As interesting was the use of Oracle’s blockchain service to verify the virginity of olive oil, I noted this factoid:

“As a company dedicated to making business-to-business payments and supply chain finance secure, frictionless and ubiquitous using blockchain, we are able to significantly accelerate the time to onboard corporations, their suppliers and banks by using Oracle’s blockchain platform,” said Amit Baid, CEO, TradeFin. “It provides a REST API-driven platform with rich integration options in Oracle Cloud Platform, allowing us to quickly onboard existing customers. Additionally, Oracle Scaleup Ecosystem provides access to the platform itself, cloud credits, mentoring, and a number of Oracle resources that can help start-ups like ours grow quickly.”

After reading the write up, it struck me that there were some parallels between Oracle’s service and Amazon’s Ethereum and Hyper Ledger capabilities. The API angle is interesting because Oracle, like Amazon, can knit together other functions and services to create quite specific implementations of the technology.

I did not three things:

First, there was no mention of the number of Amazon professionals who now work at Oracle. Our research suggests that like IBM, Oracle has been able to lure some of Amazon’s own experts with relevant work experience and perhaps some patent highway miles under his or her belt.

Second, Oracle emphasizes cost effectiveness. I assume that quite a few Oracle customers will be delighted with that news. Oracle’s products, services, and engineering support can be expensive when compared to some competitors’ offerings. Microsoft Azure has allegedly been aggressive with some pricing deals, but that may be idle chatter. After all, the high end Surface notebook is supposed to run fast and cool.

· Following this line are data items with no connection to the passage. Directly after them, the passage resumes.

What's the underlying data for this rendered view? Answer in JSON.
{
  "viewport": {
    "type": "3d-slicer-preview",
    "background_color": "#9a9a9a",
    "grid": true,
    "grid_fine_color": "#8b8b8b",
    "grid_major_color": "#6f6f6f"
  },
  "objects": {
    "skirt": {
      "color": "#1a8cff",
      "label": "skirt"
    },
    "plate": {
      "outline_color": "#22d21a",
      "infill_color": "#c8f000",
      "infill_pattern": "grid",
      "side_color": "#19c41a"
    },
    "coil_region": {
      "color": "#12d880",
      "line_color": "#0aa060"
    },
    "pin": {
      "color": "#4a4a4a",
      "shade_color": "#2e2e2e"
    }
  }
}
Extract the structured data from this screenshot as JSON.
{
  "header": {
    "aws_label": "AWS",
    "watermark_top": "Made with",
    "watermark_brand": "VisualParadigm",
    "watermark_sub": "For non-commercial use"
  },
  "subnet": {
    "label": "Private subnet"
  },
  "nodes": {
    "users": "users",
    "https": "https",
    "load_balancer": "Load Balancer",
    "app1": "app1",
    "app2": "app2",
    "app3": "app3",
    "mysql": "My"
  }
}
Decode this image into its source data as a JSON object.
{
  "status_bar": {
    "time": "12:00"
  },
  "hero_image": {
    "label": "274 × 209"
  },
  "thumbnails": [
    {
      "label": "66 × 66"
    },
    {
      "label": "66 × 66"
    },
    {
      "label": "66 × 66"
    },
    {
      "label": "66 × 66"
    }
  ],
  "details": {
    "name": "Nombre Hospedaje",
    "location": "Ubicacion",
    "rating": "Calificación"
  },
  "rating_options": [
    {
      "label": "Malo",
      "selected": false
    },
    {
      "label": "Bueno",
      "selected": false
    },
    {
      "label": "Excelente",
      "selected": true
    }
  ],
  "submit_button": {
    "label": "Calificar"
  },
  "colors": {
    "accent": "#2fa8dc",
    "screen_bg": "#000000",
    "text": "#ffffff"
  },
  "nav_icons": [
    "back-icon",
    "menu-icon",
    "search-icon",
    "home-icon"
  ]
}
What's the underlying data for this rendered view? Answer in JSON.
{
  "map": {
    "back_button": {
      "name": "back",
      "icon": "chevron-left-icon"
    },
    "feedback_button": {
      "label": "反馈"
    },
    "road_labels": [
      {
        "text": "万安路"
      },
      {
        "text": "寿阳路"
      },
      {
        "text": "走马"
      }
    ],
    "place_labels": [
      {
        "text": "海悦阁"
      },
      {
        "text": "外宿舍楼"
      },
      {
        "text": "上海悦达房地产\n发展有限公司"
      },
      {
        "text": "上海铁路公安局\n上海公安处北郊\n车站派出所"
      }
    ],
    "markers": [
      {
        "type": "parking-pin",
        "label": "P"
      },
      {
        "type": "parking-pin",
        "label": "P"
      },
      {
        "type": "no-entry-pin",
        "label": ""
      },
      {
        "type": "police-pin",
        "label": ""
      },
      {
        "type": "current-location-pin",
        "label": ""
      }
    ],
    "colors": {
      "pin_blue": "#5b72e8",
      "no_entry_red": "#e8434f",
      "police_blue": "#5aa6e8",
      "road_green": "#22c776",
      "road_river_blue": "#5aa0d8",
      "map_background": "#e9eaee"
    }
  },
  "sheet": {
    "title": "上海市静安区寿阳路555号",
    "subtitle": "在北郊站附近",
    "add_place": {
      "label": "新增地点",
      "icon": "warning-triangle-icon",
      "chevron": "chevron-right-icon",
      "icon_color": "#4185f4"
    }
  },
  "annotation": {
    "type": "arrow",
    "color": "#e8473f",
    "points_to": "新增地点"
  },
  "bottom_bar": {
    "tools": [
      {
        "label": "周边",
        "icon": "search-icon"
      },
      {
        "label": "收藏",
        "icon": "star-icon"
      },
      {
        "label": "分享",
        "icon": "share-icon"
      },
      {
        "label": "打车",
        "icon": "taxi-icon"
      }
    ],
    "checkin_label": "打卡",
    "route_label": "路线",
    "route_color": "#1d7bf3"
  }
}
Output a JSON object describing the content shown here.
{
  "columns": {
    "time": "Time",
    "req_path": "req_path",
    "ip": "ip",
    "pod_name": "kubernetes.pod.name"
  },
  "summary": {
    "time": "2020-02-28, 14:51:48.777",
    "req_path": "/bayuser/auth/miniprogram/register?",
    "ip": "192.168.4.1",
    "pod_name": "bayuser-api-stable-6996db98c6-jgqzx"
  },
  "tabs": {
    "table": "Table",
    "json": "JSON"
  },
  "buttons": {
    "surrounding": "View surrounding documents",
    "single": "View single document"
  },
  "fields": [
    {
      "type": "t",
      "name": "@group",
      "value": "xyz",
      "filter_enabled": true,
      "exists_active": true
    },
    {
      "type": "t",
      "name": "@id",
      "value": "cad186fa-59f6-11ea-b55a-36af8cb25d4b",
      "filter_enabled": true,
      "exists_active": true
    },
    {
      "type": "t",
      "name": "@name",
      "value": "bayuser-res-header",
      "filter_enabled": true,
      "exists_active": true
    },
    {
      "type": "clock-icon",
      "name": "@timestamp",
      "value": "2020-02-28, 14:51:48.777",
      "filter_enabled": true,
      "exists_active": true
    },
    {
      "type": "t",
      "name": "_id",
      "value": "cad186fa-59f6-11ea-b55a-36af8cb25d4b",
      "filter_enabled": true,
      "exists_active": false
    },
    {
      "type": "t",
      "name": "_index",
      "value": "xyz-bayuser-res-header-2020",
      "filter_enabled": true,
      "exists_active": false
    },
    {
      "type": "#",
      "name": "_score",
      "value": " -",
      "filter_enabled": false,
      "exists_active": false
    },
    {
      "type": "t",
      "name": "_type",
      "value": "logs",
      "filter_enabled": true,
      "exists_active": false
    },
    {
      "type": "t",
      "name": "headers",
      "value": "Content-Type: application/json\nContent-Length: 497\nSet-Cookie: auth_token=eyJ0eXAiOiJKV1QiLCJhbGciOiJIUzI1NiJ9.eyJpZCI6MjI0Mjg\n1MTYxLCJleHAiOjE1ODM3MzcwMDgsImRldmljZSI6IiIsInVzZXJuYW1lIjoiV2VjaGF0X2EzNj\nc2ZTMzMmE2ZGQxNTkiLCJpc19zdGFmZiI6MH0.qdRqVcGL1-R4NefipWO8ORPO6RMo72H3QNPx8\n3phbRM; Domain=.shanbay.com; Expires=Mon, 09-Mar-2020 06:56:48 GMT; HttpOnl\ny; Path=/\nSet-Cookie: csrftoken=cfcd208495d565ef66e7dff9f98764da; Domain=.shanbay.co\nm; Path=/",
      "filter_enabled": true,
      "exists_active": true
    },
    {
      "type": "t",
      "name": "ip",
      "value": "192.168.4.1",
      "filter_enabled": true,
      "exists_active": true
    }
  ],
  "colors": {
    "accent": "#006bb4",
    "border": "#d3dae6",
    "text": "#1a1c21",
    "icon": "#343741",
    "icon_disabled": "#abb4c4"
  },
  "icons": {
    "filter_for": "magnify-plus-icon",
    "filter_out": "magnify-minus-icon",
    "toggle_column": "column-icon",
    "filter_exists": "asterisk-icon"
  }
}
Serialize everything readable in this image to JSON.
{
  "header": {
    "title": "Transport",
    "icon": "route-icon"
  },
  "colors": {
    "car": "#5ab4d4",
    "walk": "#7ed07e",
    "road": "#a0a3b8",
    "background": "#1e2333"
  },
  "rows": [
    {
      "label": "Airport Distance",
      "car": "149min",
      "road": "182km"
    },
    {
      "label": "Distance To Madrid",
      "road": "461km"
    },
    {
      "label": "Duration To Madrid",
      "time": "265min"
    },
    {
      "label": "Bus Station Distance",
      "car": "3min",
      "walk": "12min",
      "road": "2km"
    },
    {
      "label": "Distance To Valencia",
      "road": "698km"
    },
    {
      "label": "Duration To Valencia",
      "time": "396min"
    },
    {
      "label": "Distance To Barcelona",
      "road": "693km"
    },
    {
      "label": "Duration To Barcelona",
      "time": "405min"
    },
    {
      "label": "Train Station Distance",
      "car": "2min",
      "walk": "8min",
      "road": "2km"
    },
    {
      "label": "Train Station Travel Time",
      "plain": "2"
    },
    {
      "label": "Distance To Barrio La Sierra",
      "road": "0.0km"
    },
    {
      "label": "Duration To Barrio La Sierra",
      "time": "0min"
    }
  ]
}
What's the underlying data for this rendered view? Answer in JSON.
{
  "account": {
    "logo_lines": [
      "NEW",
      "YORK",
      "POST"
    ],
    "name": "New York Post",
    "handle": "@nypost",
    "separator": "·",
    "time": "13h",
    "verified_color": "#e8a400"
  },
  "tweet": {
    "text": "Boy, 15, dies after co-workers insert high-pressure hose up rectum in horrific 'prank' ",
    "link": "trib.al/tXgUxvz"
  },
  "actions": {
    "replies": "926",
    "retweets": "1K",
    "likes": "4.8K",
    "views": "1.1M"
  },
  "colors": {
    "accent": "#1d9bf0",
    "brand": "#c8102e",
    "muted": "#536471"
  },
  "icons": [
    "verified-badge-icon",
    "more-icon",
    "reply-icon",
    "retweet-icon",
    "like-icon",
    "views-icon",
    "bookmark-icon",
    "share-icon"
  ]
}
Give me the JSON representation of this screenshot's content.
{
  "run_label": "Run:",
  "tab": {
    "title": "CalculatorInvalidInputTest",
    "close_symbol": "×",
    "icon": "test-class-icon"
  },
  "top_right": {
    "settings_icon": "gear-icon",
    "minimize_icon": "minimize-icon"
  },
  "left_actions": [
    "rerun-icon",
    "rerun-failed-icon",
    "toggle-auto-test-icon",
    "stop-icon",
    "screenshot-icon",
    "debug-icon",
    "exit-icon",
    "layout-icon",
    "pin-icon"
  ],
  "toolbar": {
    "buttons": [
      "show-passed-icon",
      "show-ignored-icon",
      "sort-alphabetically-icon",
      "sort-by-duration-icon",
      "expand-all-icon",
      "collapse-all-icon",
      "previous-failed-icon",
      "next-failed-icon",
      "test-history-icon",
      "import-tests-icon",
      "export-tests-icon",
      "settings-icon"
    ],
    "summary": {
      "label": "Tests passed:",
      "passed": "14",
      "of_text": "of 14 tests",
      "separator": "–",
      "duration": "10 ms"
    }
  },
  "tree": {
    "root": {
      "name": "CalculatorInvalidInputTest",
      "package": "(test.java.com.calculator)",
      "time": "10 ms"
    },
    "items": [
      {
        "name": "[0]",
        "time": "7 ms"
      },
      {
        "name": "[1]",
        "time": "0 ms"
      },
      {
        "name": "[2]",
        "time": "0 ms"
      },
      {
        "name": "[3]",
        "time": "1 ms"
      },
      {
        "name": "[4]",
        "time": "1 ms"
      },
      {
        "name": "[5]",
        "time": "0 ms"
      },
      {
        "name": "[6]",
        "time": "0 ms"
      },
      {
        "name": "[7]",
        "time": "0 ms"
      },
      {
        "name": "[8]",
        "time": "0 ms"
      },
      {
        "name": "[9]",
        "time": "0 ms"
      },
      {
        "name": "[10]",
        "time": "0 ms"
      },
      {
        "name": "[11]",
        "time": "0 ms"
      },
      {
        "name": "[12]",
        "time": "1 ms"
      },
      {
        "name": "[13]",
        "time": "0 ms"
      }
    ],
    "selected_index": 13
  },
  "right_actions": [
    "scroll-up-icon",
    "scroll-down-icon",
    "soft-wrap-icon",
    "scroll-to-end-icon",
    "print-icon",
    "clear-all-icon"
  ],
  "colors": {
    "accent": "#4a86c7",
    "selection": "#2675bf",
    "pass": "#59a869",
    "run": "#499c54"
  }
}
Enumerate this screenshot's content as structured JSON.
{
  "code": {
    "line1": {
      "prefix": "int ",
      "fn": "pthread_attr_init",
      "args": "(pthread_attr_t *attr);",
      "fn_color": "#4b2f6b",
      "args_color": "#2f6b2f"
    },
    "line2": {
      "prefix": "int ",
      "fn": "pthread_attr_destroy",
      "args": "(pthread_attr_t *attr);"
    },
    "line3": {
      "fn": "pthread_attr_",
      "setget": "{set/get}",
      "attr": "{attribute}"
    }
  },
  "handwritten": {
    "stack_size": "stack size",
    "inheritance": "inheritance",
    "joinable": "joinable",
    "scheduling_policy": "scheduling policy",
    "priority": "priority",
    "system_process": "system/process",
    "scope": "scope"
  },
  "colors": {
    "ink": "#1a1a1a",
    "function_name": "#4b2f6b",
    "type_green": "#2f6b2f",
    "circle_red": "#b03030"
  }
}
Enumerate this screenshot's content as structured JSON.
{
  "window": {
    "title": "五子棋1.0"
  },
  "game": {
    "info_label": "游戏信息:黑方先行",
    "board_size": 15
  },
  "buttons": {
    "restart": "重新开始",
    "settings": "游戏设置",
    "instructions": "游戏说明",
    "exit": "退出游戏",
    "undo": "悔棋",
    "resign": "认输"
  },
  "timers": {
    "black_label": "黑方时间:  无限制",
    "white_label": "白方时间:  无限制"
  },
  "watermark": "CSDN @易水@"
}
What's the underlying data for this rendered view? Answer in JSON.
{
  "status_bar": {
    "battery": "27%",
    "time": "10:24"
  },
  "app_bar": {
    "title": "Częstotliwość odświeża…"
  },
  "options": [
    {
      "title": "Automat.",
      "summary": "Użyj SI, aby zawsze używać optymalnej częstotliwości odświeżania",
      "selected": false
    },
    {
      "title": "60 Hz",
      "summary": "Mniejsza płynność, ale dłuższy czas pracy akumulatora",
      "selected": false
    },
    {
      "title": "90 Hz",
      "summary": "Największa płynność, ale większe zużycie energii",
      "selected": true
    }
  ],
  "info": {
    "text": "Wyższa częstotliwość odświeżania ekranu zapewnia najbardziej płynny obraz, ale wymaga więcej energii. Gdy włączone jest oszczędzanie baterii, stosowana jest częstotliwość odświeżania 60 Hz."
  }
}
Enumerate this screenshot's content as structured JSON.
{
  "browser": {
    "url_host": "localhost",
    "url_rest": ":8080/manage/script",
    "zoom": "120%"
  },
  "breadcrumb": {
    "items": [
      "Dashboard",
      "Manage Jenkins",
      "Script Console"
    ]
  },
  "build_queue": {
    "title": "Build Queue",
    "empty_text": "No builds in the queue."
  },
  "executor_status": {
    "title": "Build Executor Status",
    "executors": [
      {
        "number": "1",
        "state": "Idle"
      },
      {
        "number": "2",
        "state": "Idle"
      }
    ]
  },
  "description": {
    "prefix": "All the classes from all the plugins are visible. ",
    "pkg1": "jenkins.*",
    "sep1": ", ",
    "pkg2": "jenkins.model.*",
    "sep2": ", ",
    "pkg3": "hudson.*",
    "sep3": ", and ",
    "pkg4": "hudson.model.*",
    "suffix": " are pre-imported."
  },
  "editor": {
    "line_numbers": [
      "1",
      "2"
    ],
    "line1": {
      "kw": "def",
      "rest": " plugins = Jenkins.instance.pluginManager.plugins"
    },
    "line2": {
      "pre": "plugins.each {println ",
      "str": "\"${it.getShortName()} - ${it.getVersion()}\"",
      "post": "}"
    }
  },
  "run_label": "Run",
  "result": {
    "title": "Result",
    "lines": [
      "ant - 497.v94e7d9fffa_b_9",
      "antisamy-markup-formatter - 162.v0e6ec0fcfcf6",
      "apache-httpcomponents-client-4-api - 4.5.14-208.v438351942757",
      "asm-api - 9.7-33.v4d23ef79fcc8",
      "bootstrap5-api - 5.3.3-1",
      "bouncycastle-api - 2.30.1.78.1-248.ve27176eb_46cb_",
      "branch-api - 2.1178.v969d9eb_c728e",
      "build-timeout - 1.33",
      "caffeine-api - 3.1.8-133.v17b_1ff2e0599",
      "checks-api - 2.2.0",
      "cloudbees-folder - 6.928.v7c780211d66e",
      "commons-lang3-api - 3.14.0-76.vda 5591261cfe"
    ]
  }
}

Third, the evidence for the value of the speedy Oracle blockchain implementation is none other than IDC. That’s quite an outfit. I wonder if the firm has realigned its compass after selling my reports on Amazon without obtaining permission in writing or paying me for helping make IDC so darned smart. Great and credible source for something as important as blockchain is IDC. But that’s just my normal skepticism.